Waste shows up everywhere—in production runoff, cleaning cycles, or trashed batches that failed quality control. Chromium Chromate Green, due to its efficient coverage, directly reduces the volume of pigment and binder needed per square meter of coating. This translates to fewer raw material shipments, smaller carbon footprints, and lighter storage loads.
Mixing a batch for a customer request, a consistent pigment gives workers one less variable to debug when results wobble. Teams shift focus to output volume and speed, not troubleshooting. Fewer mistakes also boost morale—less finger-pointing when a shipment comes back with complaints about color fidelity or early fade.
Tough clients expect vibrant, lasting colors that line up with their own branding. Large retail chains or municipal buyers are quick to reject goods if hues fail to match past shipments. Chromium Chromate Green makes these demands less stressful to meet, as the CCG-820 model comes in well-defined, repeatable shades.
Over years of observation, I’ve seen supply chains nearly break down over pigment inconsistency, resulting in halted production and costly reruns. A trusted, stable pigment safekeeps contracts and lets producers focus on quality construction or eye-catching packaging, building relationships that outlast fads and price wars.
Customers want to feel good about what they buy, which means suppliers keep an eye out for pigments that balance toughness with environmental responsibility. Chromium Chromate Green performs well on this front compared to older options containing banned arsenicals or hexavalent chromium blends.
It won’t solve every challenge tied to the color industry, but it supports efforts to lower hazardous waste and extend product life. Many industries now build sustainability metrics into pitches and project plans. Deploying CCG-820 puts manufacturers and designers in a stronger position to win contracts where these factors tip the scales.
No pigment works as a silver bullet. Some users in highly regulated markets may still bump against local restrictions on chromium content. For them, alternate formulations or blends with organic colorants might lighten the compliance load while still delivering some benefits of chromium chromate’s durability. R&D labs focus efforts on lowering total chromium or enhancing dispersibility—ongoing adjustments that will keep this pigment relevant as standards change.

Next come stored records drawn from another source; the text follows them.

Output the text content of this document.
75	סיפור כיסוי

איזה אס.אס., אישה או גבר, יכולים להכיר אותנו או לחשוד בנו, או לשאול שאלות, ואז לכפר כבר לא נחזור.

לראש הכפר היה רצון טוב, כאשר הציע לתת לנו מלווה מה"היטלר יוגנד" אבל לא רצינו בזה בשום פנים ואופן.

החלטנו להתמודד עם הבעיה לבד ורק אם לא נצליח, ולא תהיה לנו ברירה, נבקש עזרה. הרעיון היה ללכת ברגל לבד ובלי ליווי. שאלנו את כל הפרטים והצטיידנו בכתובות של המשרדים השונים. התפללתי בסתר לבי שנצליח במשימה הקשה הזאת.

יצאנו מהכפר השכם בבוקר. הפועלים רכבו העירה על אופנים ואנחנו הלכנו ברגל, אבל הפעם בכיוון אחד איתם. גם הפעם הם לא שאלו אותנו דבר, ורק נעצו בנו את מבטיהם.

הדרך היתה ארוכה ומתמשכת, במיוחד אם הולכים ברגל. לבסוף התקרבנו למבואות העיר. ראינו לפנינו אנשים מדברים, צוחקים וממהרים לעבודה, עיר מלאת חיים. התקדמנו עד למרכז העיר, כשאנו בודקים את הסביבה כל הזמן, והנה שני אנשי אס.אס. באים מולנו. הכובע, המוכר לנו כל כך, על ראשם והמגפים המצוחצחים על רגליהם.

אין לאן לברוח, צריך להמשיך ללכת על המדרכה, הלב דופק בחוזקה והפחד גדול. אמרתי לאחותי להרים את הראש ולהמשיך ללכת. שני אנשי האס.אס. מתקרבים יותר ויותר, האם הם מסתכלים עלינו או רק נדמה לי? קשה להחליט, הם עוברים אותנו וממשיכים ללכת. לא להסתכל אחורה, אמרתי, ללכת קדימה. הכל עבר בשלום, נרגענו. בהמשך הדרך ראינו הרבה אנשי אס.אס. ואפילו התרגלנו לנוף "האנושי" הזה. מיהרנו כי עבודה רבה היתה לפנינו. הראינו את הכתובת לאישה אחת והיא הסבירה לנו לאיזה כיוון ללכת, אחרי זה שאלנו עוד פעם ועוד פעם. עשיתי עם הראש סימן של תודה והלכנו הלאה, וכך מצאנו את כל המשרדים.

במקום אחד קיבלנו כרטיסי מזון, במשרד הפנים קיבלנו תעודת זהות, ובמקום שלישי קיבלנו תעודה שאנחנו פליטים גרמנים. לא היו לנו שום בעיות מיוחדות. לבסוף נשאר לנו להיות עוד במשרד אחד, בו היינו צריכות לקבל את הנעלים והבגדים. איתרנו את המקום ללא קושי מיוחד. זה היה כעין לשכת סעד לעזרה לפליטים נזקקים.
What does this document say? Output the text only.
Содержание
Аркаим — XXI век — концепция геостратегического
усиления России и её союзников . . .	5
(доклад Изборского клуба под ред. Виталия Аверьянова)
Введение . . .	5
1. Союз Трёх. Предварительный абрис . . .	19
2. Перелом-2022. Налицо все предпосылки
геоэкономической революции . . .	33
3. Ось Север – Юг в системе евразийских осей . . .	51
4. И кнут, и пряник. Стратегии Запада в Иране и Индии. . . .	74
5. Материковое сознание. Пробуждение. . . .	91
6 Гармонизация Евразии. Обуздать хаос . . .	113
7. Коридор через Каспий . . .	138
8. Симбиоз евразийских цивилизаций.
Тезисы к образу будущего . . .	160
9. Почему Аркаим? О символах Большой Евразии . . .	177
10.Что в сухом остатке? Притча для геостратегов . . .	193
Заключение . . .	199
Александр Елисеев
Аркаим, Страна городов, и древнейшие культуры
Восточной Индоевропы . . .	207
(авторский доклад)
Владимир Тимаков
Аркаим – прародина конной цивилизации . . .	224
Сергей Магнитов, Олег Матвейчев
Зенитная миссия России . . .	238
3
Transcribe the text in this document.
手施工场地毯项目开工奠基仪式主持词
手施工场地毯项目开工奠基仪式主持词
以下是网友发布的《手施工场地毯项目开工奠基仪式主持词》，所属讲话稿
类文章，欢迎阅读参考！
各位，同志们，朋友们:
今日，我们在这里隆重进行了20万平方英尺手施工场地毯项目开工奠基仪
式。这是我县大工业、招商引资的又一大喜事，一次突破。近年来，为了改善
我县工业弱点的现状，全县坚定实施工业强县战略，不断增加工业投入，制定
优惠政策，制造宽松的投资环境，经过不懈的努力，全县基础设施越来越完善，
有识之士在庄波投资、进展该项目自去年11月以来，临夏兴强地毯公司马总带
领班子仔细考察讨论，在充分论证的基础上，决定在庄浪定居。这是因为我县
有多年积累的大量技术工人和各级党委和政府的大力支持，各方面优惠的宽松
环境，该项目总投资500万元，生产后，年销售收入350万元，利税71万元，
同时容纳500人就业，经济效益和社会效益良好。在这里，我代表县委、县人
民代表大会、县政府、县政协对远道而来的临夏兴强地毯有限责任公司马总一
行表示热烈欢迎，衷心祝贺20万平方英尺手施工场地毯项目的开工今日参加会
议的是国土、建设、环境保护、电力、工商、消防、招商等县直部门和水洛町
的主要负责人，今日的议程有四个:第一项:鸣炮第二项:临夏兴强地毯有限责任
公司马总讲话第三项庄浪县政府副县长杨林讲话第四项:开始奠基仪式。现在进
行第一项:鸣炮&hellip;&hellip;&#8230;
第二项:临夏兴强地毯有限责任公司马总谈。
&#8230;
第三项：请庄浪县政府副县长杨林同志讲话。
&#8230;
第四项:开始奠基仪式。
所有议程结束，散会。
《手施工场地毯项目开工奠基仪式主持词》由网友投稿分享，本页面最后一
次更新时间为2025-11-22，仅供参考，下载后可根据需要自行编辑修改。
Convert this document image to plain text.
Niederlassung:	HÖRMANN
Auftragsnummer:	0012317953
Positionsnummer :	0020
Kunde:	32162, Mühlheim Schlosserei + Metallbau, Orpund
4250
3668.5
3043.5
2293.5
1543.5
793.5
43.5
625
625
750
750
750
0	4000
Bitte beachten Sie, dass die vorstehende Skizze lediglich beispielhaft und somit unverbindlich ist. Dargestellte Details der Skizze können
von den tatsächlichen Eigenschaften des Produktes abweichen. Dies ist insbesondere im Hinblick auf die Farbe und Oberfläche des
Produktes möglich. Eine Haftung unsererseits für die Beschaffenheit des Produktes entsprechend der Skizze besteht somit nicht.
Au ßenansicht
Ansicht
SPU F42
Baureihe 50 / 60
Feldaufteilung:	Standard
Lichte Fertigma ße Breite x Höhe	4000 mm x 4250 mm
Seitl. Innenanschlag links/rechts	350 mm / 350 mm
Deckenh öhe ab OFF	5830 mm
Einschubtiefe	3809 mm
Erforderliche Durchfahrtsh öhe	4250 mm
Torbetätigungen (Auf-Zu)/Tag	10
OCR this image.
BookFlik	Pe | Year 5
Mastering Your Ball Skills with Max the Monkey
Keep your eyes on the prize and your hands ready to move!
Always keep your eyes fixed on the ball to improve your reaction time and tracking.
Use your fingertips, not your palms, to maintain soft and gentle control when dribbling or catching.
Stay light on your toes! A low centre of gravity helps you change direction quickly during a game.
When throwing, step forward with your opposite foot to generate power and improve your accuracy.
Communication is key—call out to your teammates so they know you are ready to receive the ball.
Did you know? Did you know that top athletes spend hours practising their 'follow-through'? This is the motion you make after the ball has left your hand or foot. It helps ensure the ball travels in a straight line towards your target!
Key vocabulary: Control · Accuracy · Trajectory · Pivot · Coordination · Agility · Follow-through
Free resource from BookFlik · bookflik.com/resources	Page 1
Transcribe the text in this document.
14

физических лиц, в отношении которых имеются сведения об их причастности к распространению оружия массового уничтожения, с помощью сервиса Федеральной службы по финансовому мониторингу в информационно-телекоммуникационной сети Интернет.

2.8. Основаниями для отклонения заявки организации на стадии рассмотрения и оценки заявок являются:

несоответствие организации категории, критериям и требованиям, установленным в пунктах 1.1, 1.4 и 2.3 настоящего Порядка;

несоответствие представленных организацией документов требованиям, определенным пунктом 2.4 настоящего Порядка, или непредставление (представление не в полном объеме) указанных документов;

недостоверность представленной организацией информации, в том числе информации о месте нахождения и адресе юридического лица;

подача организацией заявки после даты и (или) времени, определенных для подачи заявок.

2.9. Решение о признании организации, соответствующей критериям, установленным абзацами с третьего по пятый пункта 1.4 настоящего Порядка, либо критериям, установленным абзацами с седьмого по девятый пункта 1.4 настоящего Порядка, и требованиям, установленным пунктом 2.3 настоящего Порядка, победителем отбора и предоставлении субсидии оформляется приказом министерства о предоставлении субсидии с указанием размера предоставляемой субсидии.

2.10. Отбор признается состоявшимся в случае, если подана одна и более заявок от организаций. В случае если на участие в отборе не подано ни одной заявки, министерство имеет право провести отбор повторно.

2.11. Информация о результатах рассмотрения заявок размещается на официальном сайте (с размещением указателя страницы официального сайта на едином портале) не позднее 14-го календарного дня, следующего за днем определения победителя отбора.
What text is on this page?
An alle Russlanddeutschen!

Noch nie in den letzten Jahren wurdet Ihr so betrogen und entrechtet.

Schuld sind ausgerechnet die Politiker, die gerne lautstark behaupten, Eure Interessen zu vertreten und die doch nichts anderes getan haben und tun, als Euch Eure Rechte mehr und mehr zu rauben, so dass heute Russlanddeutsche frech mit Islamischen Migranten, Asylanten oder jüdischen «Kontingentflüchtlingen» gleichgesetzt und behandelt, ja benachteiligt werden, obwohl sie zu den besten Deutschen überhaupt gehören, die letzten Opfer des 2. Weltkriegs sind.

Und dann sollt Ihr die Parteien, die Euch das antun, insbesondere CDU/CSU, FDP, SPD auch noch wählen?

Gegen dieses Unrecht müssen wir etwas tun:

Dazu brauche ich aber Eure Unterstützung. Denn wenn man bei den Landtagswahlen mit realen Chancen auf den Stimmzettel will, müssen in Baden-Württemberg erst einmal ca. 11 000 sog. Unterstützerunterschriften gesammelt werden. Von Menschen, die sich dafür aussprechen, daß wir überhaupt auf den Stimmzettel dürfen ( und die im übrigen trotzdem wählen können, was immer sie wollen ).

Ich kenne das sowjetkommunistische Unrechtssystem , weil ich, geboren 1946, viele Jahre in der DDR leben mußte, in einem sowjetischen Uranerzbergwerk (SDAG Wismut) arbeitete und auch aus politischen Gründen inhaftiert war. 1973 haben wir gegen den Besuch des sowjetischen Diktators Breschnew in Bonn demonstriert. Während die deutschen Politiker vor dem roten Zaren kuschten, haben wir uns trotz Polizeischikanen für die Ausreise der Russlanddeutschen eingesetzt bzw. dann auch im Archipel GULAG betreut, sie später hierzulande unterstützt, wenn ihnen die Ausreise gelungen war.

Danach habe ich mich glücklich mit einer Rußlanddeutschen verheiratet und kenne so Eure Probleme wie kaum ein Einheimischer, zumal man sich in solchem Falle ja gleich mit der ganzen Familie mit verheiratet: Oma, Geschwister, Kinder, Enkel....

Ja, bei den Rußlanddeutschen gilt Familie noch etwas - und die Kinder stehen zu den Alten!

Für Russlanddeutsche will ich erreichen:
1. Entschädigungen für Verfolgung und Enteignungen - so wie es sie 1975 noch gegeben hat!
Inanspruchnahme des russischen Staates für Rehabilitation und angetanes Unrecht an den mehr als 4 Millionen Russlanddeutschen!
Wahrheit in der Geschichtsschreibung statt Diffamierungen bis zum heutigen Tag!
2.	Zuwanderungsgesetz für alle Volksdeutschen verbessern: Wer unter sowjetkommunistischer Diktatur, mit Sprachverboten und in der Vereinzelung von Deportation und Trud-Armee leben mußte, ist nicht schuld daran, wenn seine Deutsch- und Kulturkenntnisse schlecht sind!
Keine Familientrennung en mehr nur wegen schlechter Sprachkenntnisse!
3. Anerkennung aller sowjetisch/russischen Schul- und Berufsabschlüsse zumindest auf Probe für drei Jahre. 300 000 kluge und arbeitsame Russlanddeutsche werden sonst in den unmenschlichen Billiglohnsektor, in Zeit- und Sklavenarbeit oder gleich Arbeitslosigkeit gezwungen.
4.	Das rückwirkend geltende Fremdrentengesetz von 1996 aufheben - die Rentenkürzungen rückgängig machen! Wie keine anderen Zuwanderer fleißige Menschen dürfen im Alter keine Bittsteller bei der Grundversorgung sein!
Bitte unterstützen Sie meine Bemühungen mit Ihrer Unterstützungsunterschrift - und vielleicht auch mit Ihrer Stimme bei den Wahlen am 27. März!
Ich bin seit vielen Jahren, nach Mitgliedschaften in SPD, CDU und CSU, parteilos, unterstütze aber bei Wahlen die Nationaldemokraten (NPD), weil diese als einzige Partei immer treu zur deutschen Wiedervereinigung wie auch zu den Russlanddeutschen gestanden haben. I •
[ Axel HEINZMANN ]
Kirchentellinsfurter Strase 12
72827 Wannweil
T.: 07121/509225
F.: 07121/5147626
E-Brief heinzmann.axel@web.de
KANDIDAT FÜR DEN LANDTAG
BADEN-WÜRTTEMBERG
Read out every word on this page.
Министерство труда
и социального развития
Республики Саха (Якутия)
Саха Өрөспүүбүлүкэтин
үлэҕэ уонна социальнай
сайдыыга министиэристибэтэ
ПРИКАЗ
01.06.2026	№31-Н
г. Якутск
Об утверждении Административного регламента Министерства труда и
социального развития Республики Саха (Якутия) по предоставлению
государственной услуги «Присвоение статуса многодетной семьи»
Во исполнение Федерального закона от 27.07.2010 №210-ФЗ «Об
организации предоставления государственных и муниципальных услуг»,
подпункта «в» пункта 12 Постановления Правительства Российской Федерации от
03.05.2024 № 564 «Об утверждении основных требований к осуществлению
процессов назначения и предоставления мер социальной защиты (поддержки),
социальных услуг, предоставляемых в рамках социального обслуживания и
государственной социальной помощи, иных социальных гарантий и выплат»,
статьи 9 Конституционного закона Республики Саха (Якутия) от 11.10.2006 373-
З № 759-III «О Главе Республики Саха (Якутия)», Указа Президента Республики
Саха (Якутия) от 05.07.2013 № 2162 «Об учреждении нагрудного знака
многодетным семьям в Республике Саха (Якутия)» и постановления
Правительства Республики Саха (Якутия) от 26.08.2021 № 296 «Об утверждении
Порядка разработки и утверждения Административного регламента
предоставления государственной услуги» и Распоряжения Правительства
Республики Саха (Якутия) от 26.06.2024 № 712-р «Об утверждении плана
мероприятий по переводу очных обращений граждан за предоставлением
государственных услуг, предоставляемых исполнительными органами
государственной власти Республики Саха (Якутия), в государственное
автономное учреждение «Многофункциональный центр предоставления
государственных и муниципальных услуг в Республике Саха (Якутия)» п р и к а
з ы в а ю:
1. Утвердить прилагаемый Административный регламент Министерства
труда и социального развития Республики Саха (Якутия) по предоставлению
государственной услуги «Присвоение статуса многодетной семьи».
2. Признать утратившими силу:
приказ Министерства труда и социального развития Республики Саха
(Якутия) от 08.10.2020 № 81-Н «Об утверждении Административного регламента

Upstream, mining sources for chromium itself must manage their environmental impact and worker safety standards. The color that holds firm on the side of a city building starts life in places where supply chain transparency keeps gaining importance. Stakeholders in the pigment chain work toward cleaner, more ethical sourcing—a long-term effort that should continue as the industry matures.
Those working in the field—whether on scaffolding, at the mixing table, or in QC testing labs—see firsthand how a pigment’s quirks ripple through the job. Mistakes cost real money. Reputational damage from a poorly chosen pigment can linger longer than one rainy season. Over time, users of Chromium Chromate Green report fewer incidents of finish failures and less time spent making paint or plastics behave right out of the can.
A tool that simplifies process and holds up for years earns trust. This pigment creates that kind of feedback loop, where teams build up confidence in both the color and the process, keeping pressure off engineers and line workers alike.
A pigment’s true value emerges over years of use across jobs, not just in the lab or at the drawing board. Chromium Chromate Green, especially types like CCG-820, brings real advantages to anyone designing, manufacturing, or maintaining colored surfaces built to last. In a world moving toward more exacting standards and tighter margins, picking wisely on pigments like this green reshapes not just how things look, but how they last and how people work with them—making the long haul a bit less bumpy for everyone involved.